Toute croyance suppose un acte de conscience dans le choix d'une politique, d'un parti et/ou d'une personne et c'est en même temps un acte de confiance pour une politique ou une personne.
Il y a des croyances fragiles, changeantes, mais aussi des croyances consolidées : certaines croyances entrainent au dogmatisme et au fanatisme, quand elles deviennent manichéennes (conviction d'être du parti du Bien contre celui du Mal), réductrices (ne voyant qu'une partie réduite d'une réalité multidimensionnelles) ou bien quand l'idéologie non seulement masque les réalités, mais se prend pour LA réalité.
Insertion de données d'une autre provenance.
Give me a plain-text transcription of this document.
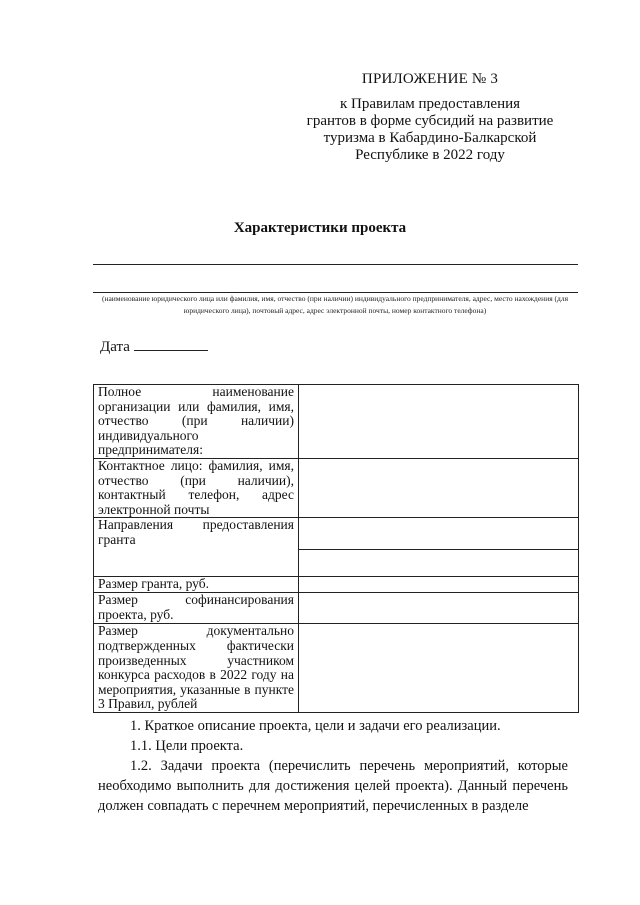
ПРИЛОЖЕНИЕ № 3
к Правилам предоставления
грантов в форме субсидий на развитие
туризма в Кабардино-Балкарской
Республике в 2022 году
Характеристики проекта
(наименование юридического лица или фамилия, имя, отчество (при наличии) индивидуального предпринимателя, адрес, место нахождения (для юридического лица), почтовый адрес, адрес электронной почты, номер контактного телефона)
Дата
Полное наименование организации или фамилия, имя, отчество (при наличии) индивидуального предпринимателя:	
Контактное лицо: фамилия, имя, отчество (при наличии), контактный телефон, адрес электронной почты	
Направления предоставления гранта	

Размер гранта, руб.	
Размер софинансирования проекта, руб.	
Размер документально подтвержденных фактически произведенных участником конкурса расходов в 2022 году на мероприятия, указанные в пункте 3 Правил, рублей	

1. Краткое описание проекта, цели и задачи его реализации.

1.1. Цели проекта.

1.2. Задачи проекта (перечислить перечень мероприятий, которые необходимо выполнить для достижения целей проекта). Данный перечень должен совпадать с перечнем мероприятий, перечисленных в разделе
Ainsi le croyant extrême, devenu fanatique, est persuadé d’être au service d'une Vérité absolue et peut vouloir chasser ce qu'il estime le Mal de façon meurtrière.
Comment lier dans la croyance politique comme dans toute croyance la raison et la passion? Comment les dialectiser ? Car c'est leur dialectique permanente qui évite une raison seule, glacée, insensible, et une passion qui sans contrôle rationnel devient délirante.

La citoyenneté nationale et la citoyenneté terrestre. Débat entre Régis Debray et Edgar Morin à l'École Supérieure des Sciences Économiques et Commerciales.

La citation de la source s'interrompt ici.